# Stuß



## HilfswilligerGenosse

Ist "Stuß" tätsachlich eine erlaubte/korrekte/lokal übliche Alternativschreibweise des deutschen Wortes "Stuss", oder handelt es sich, wie ich vermute, nur um internetbedingte Schlamperei?


----------



## Demiurg

Ich tippe auf alte Rechtschreibung.


----------



## HilfswilligerGenosse

Demiurg said:


> Ich tippe auf alte Rechtschreibung.



Habe ich auch schon gedacht... aber war "Stuß" damals wirklich zulässig?


----------



## Gernot Back

HilfswilligerGenosse said:


> aber war "Stuß" damals wirklich zulässig?


Voilà!


----------



## Hutschi

Die Reform hat völlig die Verwendung von "ß" verändert. 
ß – Wikipedia


> *Konzepte der s-Schreibung *
> 
> Die Handhabung des _ß_ gemäß den Regeln der Rechtschreibreform von 1996 folgt der sogenannten Heyseschen s-Schreibung, die von Johann Christian August Heyse im Jahr 1829 formuliert wurde.[21]Von 1879 an galt sie in Österreich, bis sie im Rahmen der Vereinheitlichung der deutschen Rechtschreibung durch die Orthographische Konferenz von 1901 für Schulen und Ämter in deutschsprachigen Staaten ungültig wurde. Stattdessen galt ab dann die Adelungsche s-Schreibung des Orthographen Johann Christoph Adelung. Mit der Rechtschreibreform von 1996 wurde die Heysesche s-Schreibung wiedereingeführt.


----------



## Kajjo

Demiurg said:


> Ich tippe auf alte Rechtschreibung.


Genau so ist es -- und für mich sieht es immer noch ganz in  Ordnung. 

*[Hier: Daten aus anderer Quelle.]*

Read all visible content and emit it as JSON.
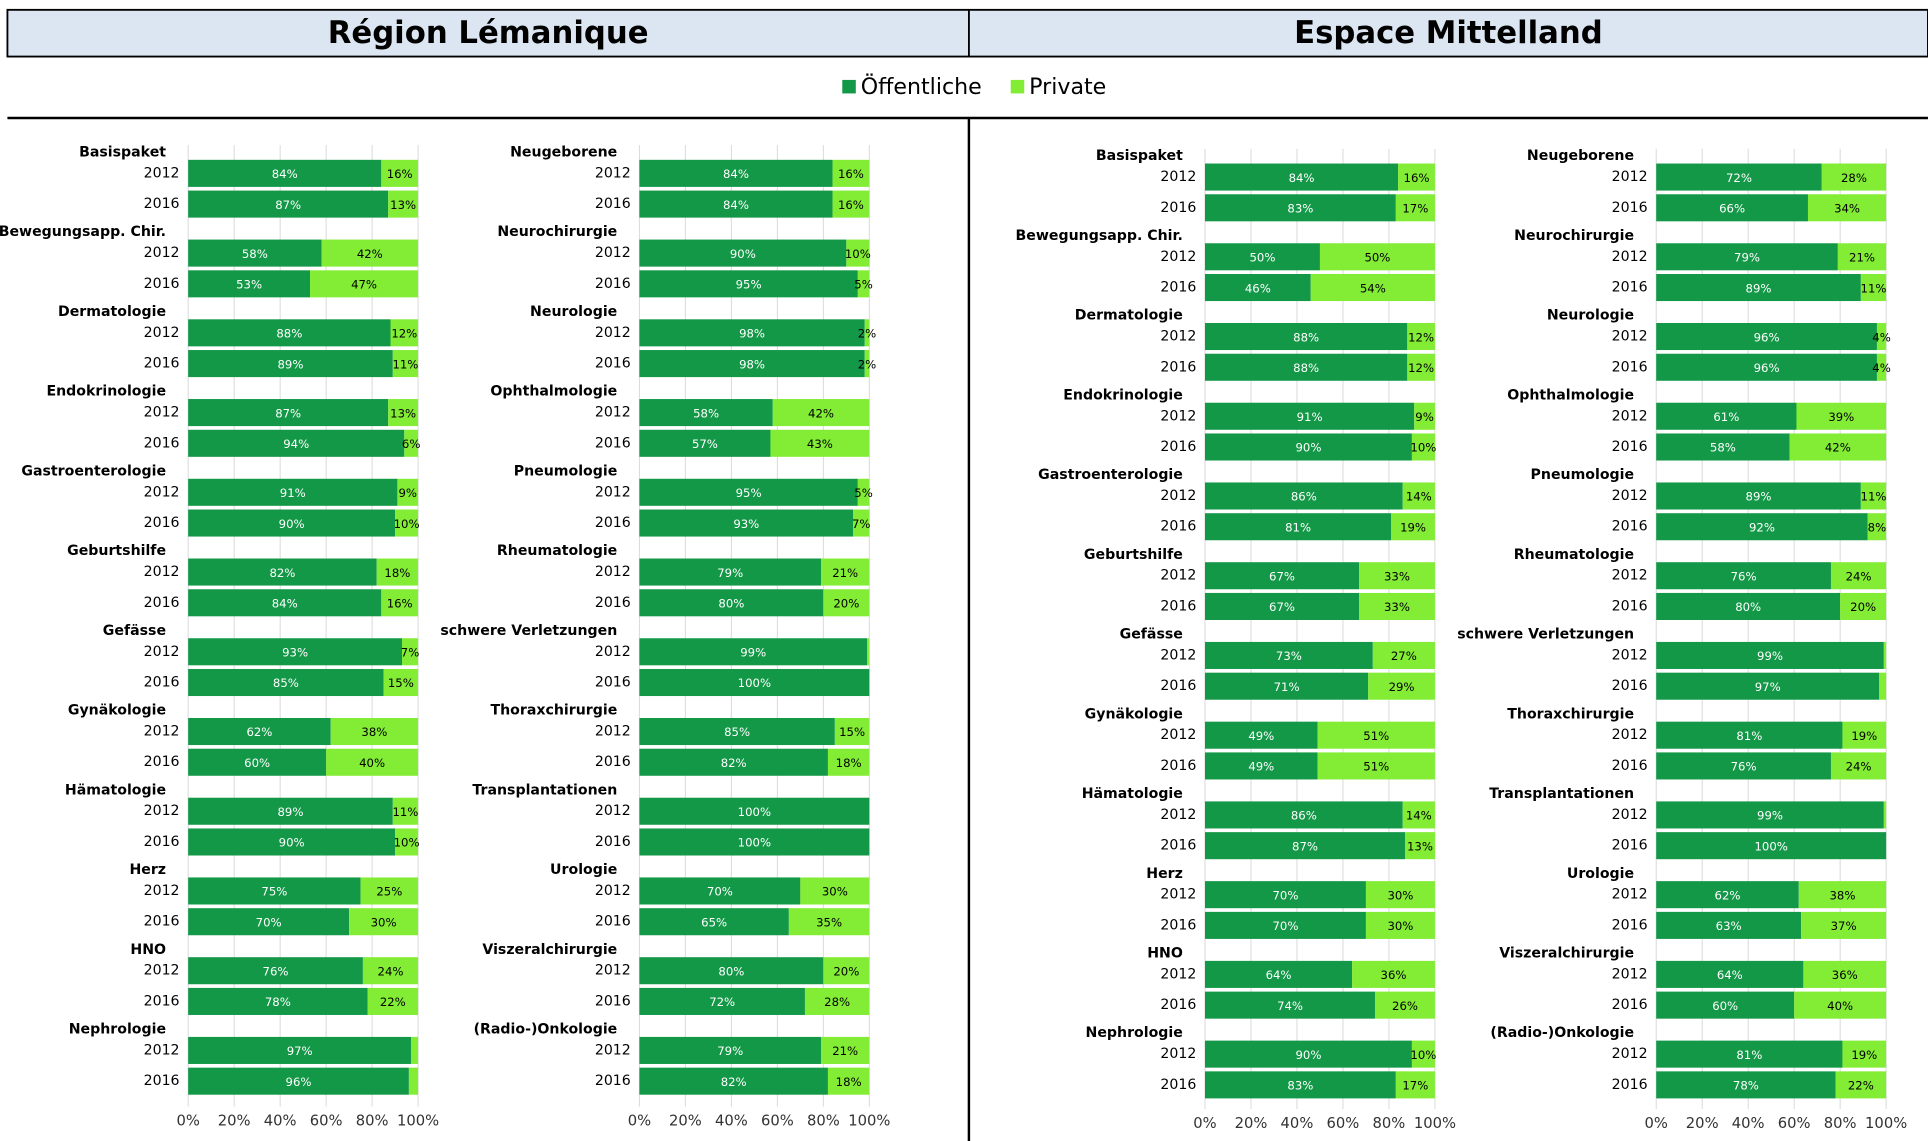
{
  "header": {
    "titles": [
      "Région Lémanique",
      "Espace Mittelland"
    ]
  },
  "chart_data": [
    {
      "type": "bar",
      "orientation": "horizontal",
      "stacked": true,
      "groups": [
        "Basispaket",
        "Bewegungsapp. Chir.",
        "Dermatologie",
        "Endokrinologie",
        "Gastroenterologie",
        "Geburtshilfe",
        "Gefässe",
        "Gynäkologie",
        "Hämatologie",
        "Herz",
        "HNO",
        "Nephrologie"
      ],
      "categories": [
        "2012",
        "2016",
        "2012",
        "2016",
        "2012",
        "2016",
        "2012",
        "2016",
        "2012",
        "2016",
        "2012",
        "2016",
        "2012",
        "2016",
        "2012",
        "2016",
        "2012",
        "2016",
        "2012",
        "2016",
        "2012",
        "2016",
        "2012",
        "2016"
      ],
      "series": [
        {
          "name": "Öffentliche",
          "color": "#139847",
          "values": [
            84,
            87,
            58,
            53,
            88,
            89,
            87,
            94,
            91,
            90,
            82,
            84,
            93,
            85,
            62,
            60,
            89,
            90,
            75,
            70,
            76,
            78,
            97,
            96
          ],
          "value_labels": [
            "84%",
            "87%",
            "58%",
            "53%",
            "88%",
            "89%",
            "87%",
            "94%",
            "91%",
            "90%",
            "82%",
            "84%",
            "93%",
            "85%",
            "62%",
            "60%",
            "89%",
            "90%",
            "75%",
            "70%",
            "76%",
            "78%",
            "97%",
            "96%"
          ]
        },
        {
          "name": "Private",
          "color": "#83ec35",
          "values": [
            16,
            13,
            42,
            47,
            12,
            11,
            13,
            6,
            9,
            10,
            18,
            16,
            7,
            15,
            38,
            40,
            11,
            10,
            25,
            30,
            24,
            22,
            3,
            4
          ],
          "value_labels": [
            "16%",
            "13%",
            "42%",
            "47%",
            "12%",
            "11%",
            "13%",
            "6%",
            "9%",
            "10%",
            "18%",
            "16%",
            "7%",
            "15%",
            "38%",
            "40%",
            "11%",
            "10%",
            "25%",
            "30%",
            "24%",
            "22%",
            null,
            null
          ]
        }
      ],
      "xlim": [
        0,
        100
      ],
      "xticks": [
        {
          "value": 0,
          "label": "0%"
        },
        {
          "value": 20,
          "label": "20%"
        },
        {
          "value": 40,
          "label": "40%"
        },
        {
          "value": 60,
          "label": "60%"
        },
        {
          "value": 80,
          "label": "80%"
        },
        {
          "value": 100,
          "label": "100%"
        }
      ],
      "grid": true
    },
    {
      "type": "bar",
      "orientation": "horizontal",
      "stacked": true,
      "groups": [
        "Neugeborene",
        "Neurochirurgie",
        "Neurologie",
        "Ophthalmologie",
        "Pneumologie",
        "Rheumatologie",
        "schwere Verletzungen",
        "Thoraxchirurgie",
        "Transplantationen",
        "Urologie",
        "Viszeralchirurgie",
        "(Radio-)Onkologie"
      ],
      "categories": [
        "2012",
        "2016",
        "2012",
        "2016",
        "2012",
        "2016",
        "2012",
        "2016",
        "2012",
        "2016",
        "2012",
        "2016",
        "2012",
        "2016",
        "2012",
        "2016",
        "2012",
        "2016",
        "2012",
        "2016",
        "2012",
        "2016",
        "2012",
        "2016"
      ],
      "series": [
        {
          "color": "#139847",
          "values": [
            84,
            84,
            90,
            95,
            98,
            98,
            58,
            57,
            95,
            93,
            79,
            80,
            99,
            100,
            85,
            82,
            100,
            100,
            70,
            65,
            80,
            72,
            79,
            82
          ],
          "value_labels": [
            "84%",
            "84%",
            "90%",
            "95%",
            "98%",
            "98%",
            "58%",
            "57%",
            "95%",
            "93%",
            "79%",
            "80%",
            "99%",
            "100%",
            "85%",
            "82%",
            "100%",
            "100%",
            "70%",
            "65%",
            "80%",
            "72%",
            "79%",
            "82%"
          ]
        },
        {
          "color": "#83ec35",
          "values": [
            16,
            16,
            10,
            5,
            2,
            2,
            42,
            43,
            5,
            7,
            21,
            20,
            1,
            0,
            15,
            18,
            0,
            0,
            30,
            35,
            20,
            28,
            21,
            18
          ],
          "value_labels": [
            "16%",
            "16%",
            "10%",
            "5%",
            "2%",
            "2%",
            "42%",
            "43%",
            "5%",
            "7%",
            "21%",
            "20%",
            null,
            null,
            "15%",
            "18%",
            null,
            null,
            "30%",
            "35%",
            "20%",
            "28%",
            "21%",
            "18%"
          ]
        }
      ],
      "xlim": [
        0,
        100
      ],
      "xticks": [
        {
          "value": 0,
          "label": "0%"
        },
        {
          "value": 20,
          "label": "20%"
        },
        {
          "value": 40,
          "label": "40%"
        },
        {
          "value": 60,
          "label": "60%"
        },
        {
          "value": 80,
          "label": "80%"
        },
        {
          "value": 100,
          "label": "100%"
        }
      ],
      "grid": true
    },
    {
      "type": "bar",
      "orientation": "horizontal",
      "stacked": true,
      "groups": [
        "Basispaket",
        "Bewegungsapp. Chir.",
        "Dermatologie",
        "Endokrinologie",
        "Gastroenterologie",
        "Geburtshilfe",
        "Gefässe",
        "Gynäkologie",
        "Hämatologie",
        "Herz",
        "HNO",
        "Nephrologie"
      ],
      "categories": [
        "2012",
        "2016",
        "2012",
        "2016",
        "2012",
        "2016",
        "2012",
        "2016",
        "2012",
        "2016",
        "2012",
        "2016",
        "2012",
        "2016",
        "2012",
        "2016",
        "2012",
        "2016",
        "2012",
        "2016",
        "2012",
        "2016",
        "2012",
        "2016"
      ],
      "series": [
        {
          "color": "#139847",
          "values": [
            84,
            83,
            50,
            46,
            88,
            88,
            91,
            90,
            86,
            81,
            67,
            67,
            73,
            71,
            49,
            49,
            86,
            87,
            70,
            70,
            64,
            74,
            90,
            83
          ],
          "value_labels": [
            "84%",
            "83%",
            "50%",
            "46%",
            "88%",
            "88%",
            "91%",
            "90%",
            "86%",
            "81%",
            "67%",
            "67%",
            "73%",
            "71%",
            "49%",
            "49%",
            "86%",
            "87%",
            "70%",
            "70%",
            "64%",
            "74%",
            "90%",
            "83%"
          ]
        },
        {
          "color": "#83ec35",
          "values": [
            16,
            17,
            50,
            54,
            12,
            12,
            9,
            10,
            14,
            19,
            33,
            33,
            27,
            29,
            51,
            51,
            14,
            13,
            30,
            30,
            36,
            26,
            10,
            17
          ],
          "value_labels": [
            "16%",
            "17%",
            "50%",
            "54%",
            "12%",
            "12%",
            "9%",
            "10%",
            "14%",
            "19%",
            "33%",
            "33%",
            "27%",
            "29%",
            "51%",
            "51%",
            "14%",
            "13%",
            "30%",
            "30%",
            "36%",
            "26%",
            "10%",
            "17%"
          ]
        }
      ],
      "xlim": [
        0,
        100
      ],
      "xticks": [
        {
          "value": 0,
          "label": "0%"
        },
        {
          "value": 20,
          "label": "20%"
        },
        {
          "value": 40,
          "label": "40%"
        },
        {
          "value": 60,
          "label": "60%"
        },
        {
          "value": 80,
          "label": "80%"
        },
        {
          "value": 100,
          "label": "100%"
        }
      ],
      "grid": true
    },
    {
      "type": "bar",
      "orientation": "horizontal",
      "stacked": true,
      "groups": [
        "Neugeborene",
        "Neurochirurgie",
        "Neurologie",
        "Ophthalmologie",
        "Pneumologie",
        "Rheumatologie",
        "schwere Verletzungen",
        "Thoraxchirurgie",
        "Transplantationen",
        "Urologie",
        "Viszeralchirurgie",
        "(Radio-)Onkologie"
      ],
      "categories": [
        "2012",
        "2016",
        "2012",
        "2016",
        "2012",
        "2016",
        "2012",
        "2016",
        "2012",
        "2016",
        "2012",
        "2016",
        "2012",
        "2016",
        "2012",
        "2016",
        "2012",
        "2016",
        "2012",
        "2016",
        "2012",
        "2016",
        "2012",
        "2016"
      ],
      "series": [
        {
          "color": "#139847",
          "values": [
            72,
            66,
            79,
            89,
            96,
            96,
            61,
            58,
            89,
            92,
            76,
            80,
            99,
            97,
            81,
            76,
            99,
            100,
            62,
            63,
            64,
            60,
            81,
            78
          ],
          "value_labels": [
            "72%",
            "66%",
            "79%",
            "89%",
            "96%",
            "96%",
            "61%",
            "58%",
            "89%",
            "92%",
            "76%",
            "80%",
            "99%",
            "97%",
            "81%",
            "76%",
            "99%",
            "100%",
            "62%",
            "63%",
            "64%",
            "60%",
            "81%",
            "78%"
          ]
        },
        {
          "color": "#83ec35",
          "values": [
            28,
            34,
            21,
            11,
            4,
            4,
            39,
            42,
            11,
            8,
            24,
            20,
            1,
            3,
            19,
            24,
            1,
            0,
            38,
            37,
            36,
            40,
            19,
            22
          ],
          "value_labels": [
            "28%",
            "34%",
            "21%",
            "11%",
            "4%",
            "4%",
            "39%",
            "42%",
            "11%",
            "8%",
            "24%",
            "20%",
            null,
            null,
            "19%",
            "24%",
            null,
            null,
            "38%",
            "37%",
            "36%",
            "40%",
            "19%",
            "22%"
          ]
        }
      ],
      "xlim": [
        0,
        100
      ],
      "xticks": [
        {
          "value": 0,
          "label": "0%"
        },
        {
          "value": 20,
          "label": "20%"
        },
        {
          "value": 40,
          "label": "40%"
        },
        {
          "value": 60,
          "label": "60%"
        },
        {
          "value": 80,
          "label": "80%"
        },
        {
          "value": 100,
          "label": "100%"
        }
      ],
      "grid": true
    }
  ]
}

Wenn auch die ss-Regel eine der wenigen konsequenten Änderungen der Rechtschreibreform ist, so gefiel mir die alte Schreibweise sehr gut.

_Abschluß, Fluß, Schuß, Genuß <alte Rechtschreibung>_


----------



## JClaudeK

Kajjo said:


> Wenn auch die ss-Regel eine der wenigen konsequenten Änderungen der Rechtschreibreform ist


Auf jeden Fall ist die neue ss-/ß-Regel sehr nützlich für Deutschlernende.
So wissen sie wenigstens, welcher voranstehende Vokal kurz und welcher lang ausgesprochen wird.


----------



## Hutschi

Das stimmt. Die "neuen" Probleme liegen bei "ss" vs. "s". Hier entstehen mehr Fehler.


----------



## Kajjo

JClaudeK said:


> So wissen sie wenigstens, welcher voranstehende Vokal kurz und welcher lang ausgesprochen wird.

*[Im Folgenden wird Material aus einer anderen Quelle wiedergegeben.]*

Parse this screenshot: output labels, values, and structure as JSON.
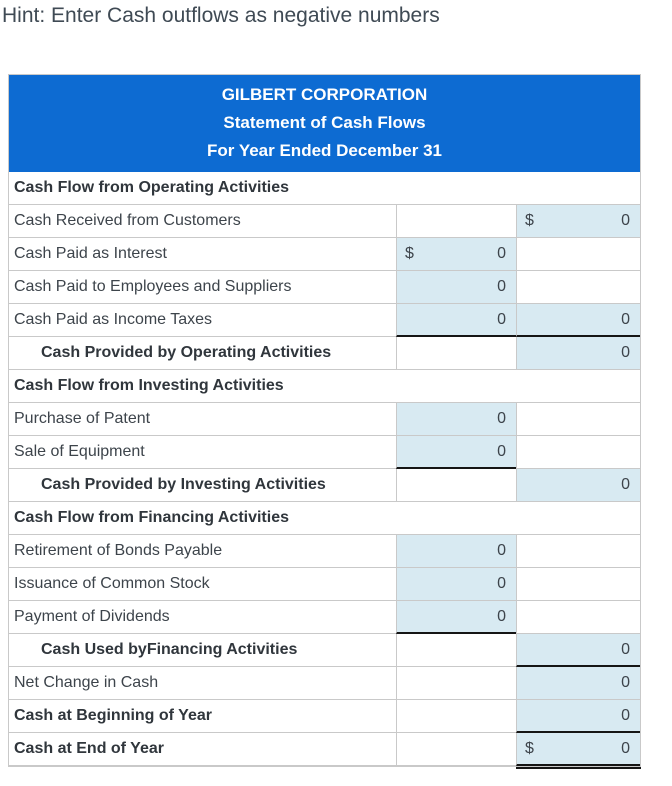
{
  "hint": "Hint: Enter Cash outflows as negative numbers",
  "colors": {
    "header_background": "#0d6bd2",
    "header_text": "#ffffff",
    "input_cell_background": "#d8eaf2",
    "grid_border": "#c9c9c9",
    "rule_line": "#151515",
    "body_text": "#3d444b"
  },
  "statement": {
    "title_lines": [
      "GILBERT CORPORATION",
      "Statement of Cash Flows",
      "For Year Ended December 31"
    ],
    "rows": [
      {
        "type": "section",
        "label": "Cash Flow from Operating Activities"
      },
      {
        "type": "item",
        "label": "Cash Received from Customers",
        "mid": {
          "kind": "blank"
        },
        "right": {
          "kind": "input",
          "dollar": "$",
          "value": "0"
        }
      },
      {
        "type": "item",
        "label": "Cash Paid as Interest",
        "mid": {
          "kind": "input",
          "dollar": "$",
          "value": "0"
        },
        "right": {
          "kind": "blank"
        }
      },
      {
        "type": "item",
        "label": "Cash Paid to Employees and Suppliers",
        "mid": {
          "kind": "input",
          "value": "0"
        },
        "right": {
          "kind": "blank"
        }
      },
      {
        "type": "item",
        "label": "Cash Paid as Income Taxes",
        "mid": {
          "kind": "input",
          "value": "0",
          "black_bottom": true
        },
        "right": {
          "kind": "input",
          "value": "0",
          "black_bottom": true
        }
      },
      {
        "type": "subtotal",
        "label": "Cash Provided by Operating Activities",
        "mid": {
          "kind": "blank"
        },
        "right": {
          "kind": "input",
          "value": "0"
        }
      },
      {
        "type": "section",
        "label": "Cash Flow from Investing Activities"
      },
      {
        "type": "item",
        "label": "Purchase of Patent",
        "mid": {
          "kind": "input",
          "value": "0"
        },
        "right": {
          "kind": "blank"
        }
      },
      {
        "type": "item",
        "label": "Sale of Equipment",
        "mid": {
          "kind": "input",
          "value": "0",
          "black_bottom": true
        },
        "right": {
          "kind": "blank"
        }
      },
      {
        "type": "subtotal",
        "label": "Cash Provided by Investing Activities",
        "mid": {
          "kind": "blank"
        },
        "right": {
          "kind": "input",
          "value": "0"
        }
      },
      {
        "type": "section",
        "label": "Cash Flow from Financing Activities"
      },
      {
        "type": "item",
        "label": "Retirement of Bonds Payable",
        "mid": {
          "kind": "input",
          "value": "0"
        },
        "right": {
          "kind": "blank"
        }
      },
      {
        "type": "item",
        "label": "Issuance of Common Stock",
        "mid": {
          "kind": "input",
          "value": "0"
        },
        "right": {
          "kind": "blank"
        }
      },
      {
        "type": "item",
        "label": "Payment of Dividends",
        "mid": {
          "kind": "input",
          "value": "0",
          "black_bottom": true
        },
        "right": {
          "kind": "blank"
        }
      },
      {
        "type": "subtotal",
        "label": "Cash Used byFinancing Activities",
        "mid": {
          "kind": "blank"
        },
        "right": {
          "kind": "input",
          "value": "0",
          "black_bottom": true
        }
      },
      {
        "type": "item",
        "label": "Net Change in Cash",
        "mid": {
          "kind": "blank"
        },
        "right": {
          "kind": "input",
          "value": "0"
        }
      },
      {
        "type": "bold-item",
        "label": "Cash at Beginning of Year",
        "mid": {
          "kind": "blank"
        },
        "right": {
          "kind": "input",
          "value": "0",
          "black_bottom": true
        }
      },
      {
        "type": "bold-item",
        "label": "Cash at End of Year",
        "mid": {
          "kind": "blank"
        },
        "right": {
          "kind": "input",
          "dollar": "$",
          "value": "0",
          "double_bottom": true
        }
      }
    ]
  }
}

Ja, und scheitern dann wieder und wieder bei Eigennamen, die sich natürlich nicht in der Schreibweise angepasst haben... aber du hast Recht, die ss-Regel ist wenigstens konsequent und hat einen gewissen Nutzen. Ohne sind wir aber auch sehr lange sehr gut zurechtgekommen.


----------



## berndf

HilfswilligerGenosse said:


> Habe ich auch schon gedacht... aber war "Stuß" damals wirklich zulässig?

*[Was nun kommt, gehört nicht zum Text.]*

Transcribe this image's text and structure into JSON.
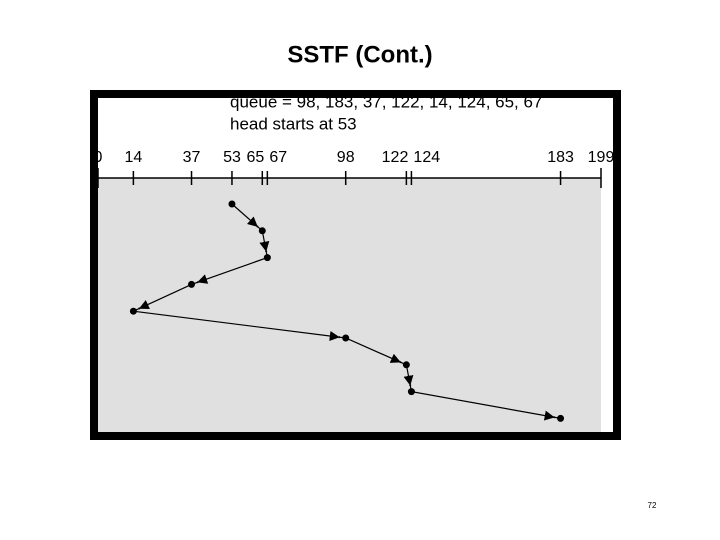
{
  "title": "SSTF (Cont.)",
  "page_number": "72",
  "chart_data": {
    "type": "line",
    "annotations": [
      "queue = 98, 183, 37, 122, 14, 124, 65, 67",
      "head starts at 53"
    ],
    "values": [
      53,
      65,
      67,
      37,
      14,
      98,
      122,
      124,
      183
    ],
    "xlim": [
      0,
      199
    ],
    "xticks": [
      0,
      14,
      37,
      53,
      65,
      67,
      98,
      122,
      124,
      183,
      199
    ],
    "color": "#000000"
  }
}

Umgekehrt wird 'n Schuh draus. Es war nicht nur erlaubt sondern notwendig. Die alte Schreibung verbot _ss_ am Wortende. _Stuss_ sieht für mich immer noch komisch aus, auch wenn ich mich dran gewöhnt habe und den Sinn der Reform einsehe.


----------



## HilfswilligerGenosse

Danke! Ich war (gerade noch) zu jung, um den vollen Reformeffekt "abzubekommen" - Gnade oder Fluch der späten Geburt?


----------



## Hutschi

Letztlich sind wir zu dem Status von vor der dritt- oder viertletzten Reform zurückgekehrt.

Die Adelung'sche Schreibweise erinnerte noch an den Unterschied zwischen langem s = "ſ" und Schluss-s = "s".
Ein "s" in der Mitte wurde als langes "s" geschrieben. Das ist heute praktisch gegenstandslos und selbst im Fraktursatz von vielen vergessen.
Damit hat die Einführung der Heyse'schen Schreibweise durchaus einen verständlichen Sinn.

Vor der Reform war die Umschreibung von "ß" -> "sz", wenn kein Buchstabe vorhanden war. In der Schweiz wurde allgemein Doppel-s (ss) schon vor langer Zeit eingeführt. Dort wird immer "ss" geschrieben (außer in sehr alten Quellen), auch vor kurzem Vokal.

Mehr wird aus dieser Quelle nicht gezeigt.